MK mengungkapkan Mahmudin meminta agar statusnya sebagai tenaga honorer atau sebutan lain sejenis atau Pegawai Pemerintah dengan Perjanjian Kerja (PPPK) ditingkatkan menjadi Calon Pegawai Negeri Sipil (CPNS). Salah satu pertimbangan mendasar dibentuknya UU ASN adalah perlunya dibangun aparatur sipil negara yang memiliki integritas, profesional, netral dan bebas dari intervensi politik serta bersih dari praktik korupsi, kolusi, nepotisme.
Selain itu, dalam mempertimbangkan permohonan tersebut, MK berpijak pada pertimbangan hukum putusan sebelumnya, yaitu Putusan MK Nomor 9/PUU-XIII/2015 dan Putusan MK Nomor 6/PUU-XVII/2019, yang secara garis besar telah memberikan pertimbangan secara saksama berkenaan dengan pegawai honorer tersebut.
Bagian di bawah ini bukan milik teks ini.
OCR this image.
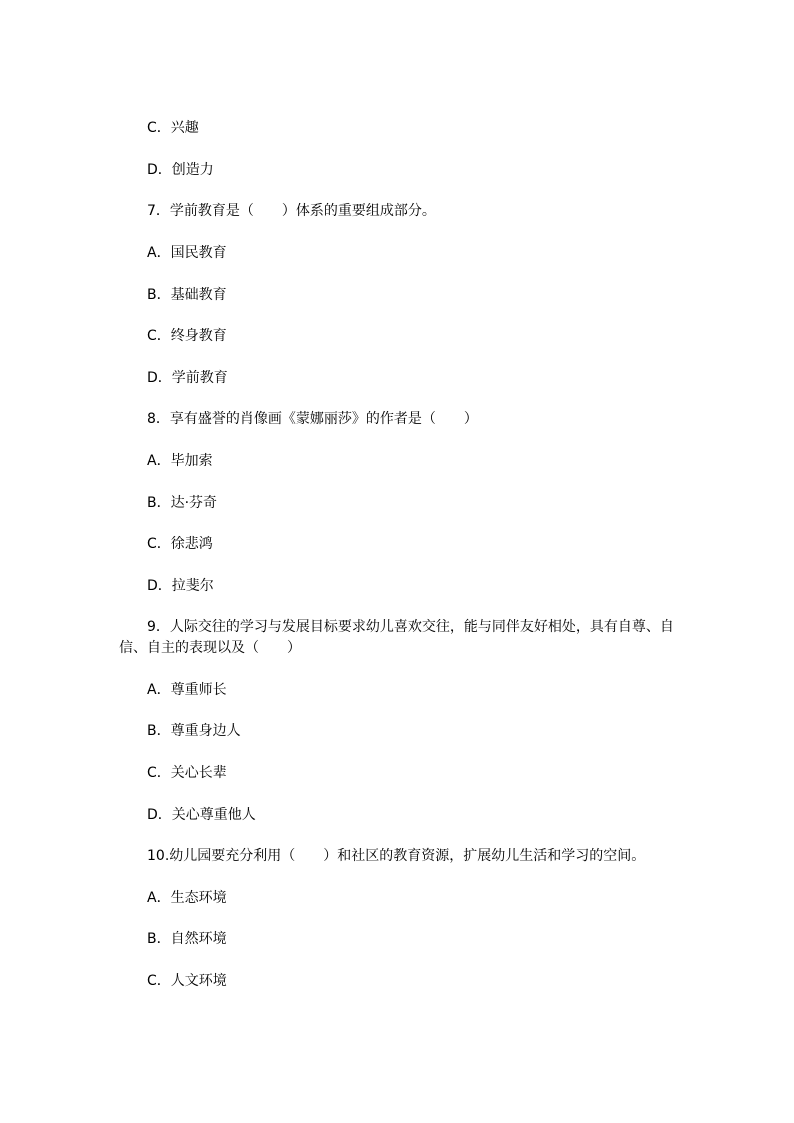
C．兴趣
D．创造力
7．学前教育是（　　）体系的重要组成部分。
A．国民教育
B．基础教育
C．终身教育
D．学前教育
8．享有盛誉的肖像画《蒙娜丽莎》的作者是（　　）
A．毕加索
B．达·芬奇
C．徐悲鸿
D．拉斐尔
9．人际交往的学习与发展目标要求幼儿喜欢交往，能与同伴友好相处，具有自尊、自
信、自主的表现以及（　　）
A．尊重师长
B．尊重身边人
C．关心长辈
D．关心尊重他人
10.幼儿园要充分利用（　　）和社区的教育资源，扩展幼儿生活和学习的空间。
A．生态环境
B．自然环境
C．人文环境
"Seharusnya pegawai honorer tidak perlu khawatir bahwa hak konstitusionalnya akan terlanggar dengan diberlakukannya UU ASN, karena faktanya UU ASN yang terkait dengan hak pegawai honorer tetap ada dan mengakomodir hak para tenaga honorer yang saat ini masih ada," kata hakim konstitusi Wahiduddin Adams.
MK menyatakan sesungguhnya masalah yang dialami Mahmudin dkk bukan lah terletak pada keberadaan Pasal 6, Pasal 58 ayat (1) dan Pasal 99 ayat (1) dan ayat (2) UU ASN. Melainkan pada Permenpan 36/2018 dan PP 49/2018.
Selain itu, dalam uraian argumentasi yang dibangun oleh para Pemohon dalam legal standing juga terlihat bahwa isu utama yang dipermasalahkan oleh para Pemohon adalah terkait dengan berlakunya Permenpan 36/2018 dan PP 49/2018 yang secara langsung mengakibatkan para Pemohon tidak dapat secara otomatis dapat diangkat menjadi PNS dan juga menjadi PPPK.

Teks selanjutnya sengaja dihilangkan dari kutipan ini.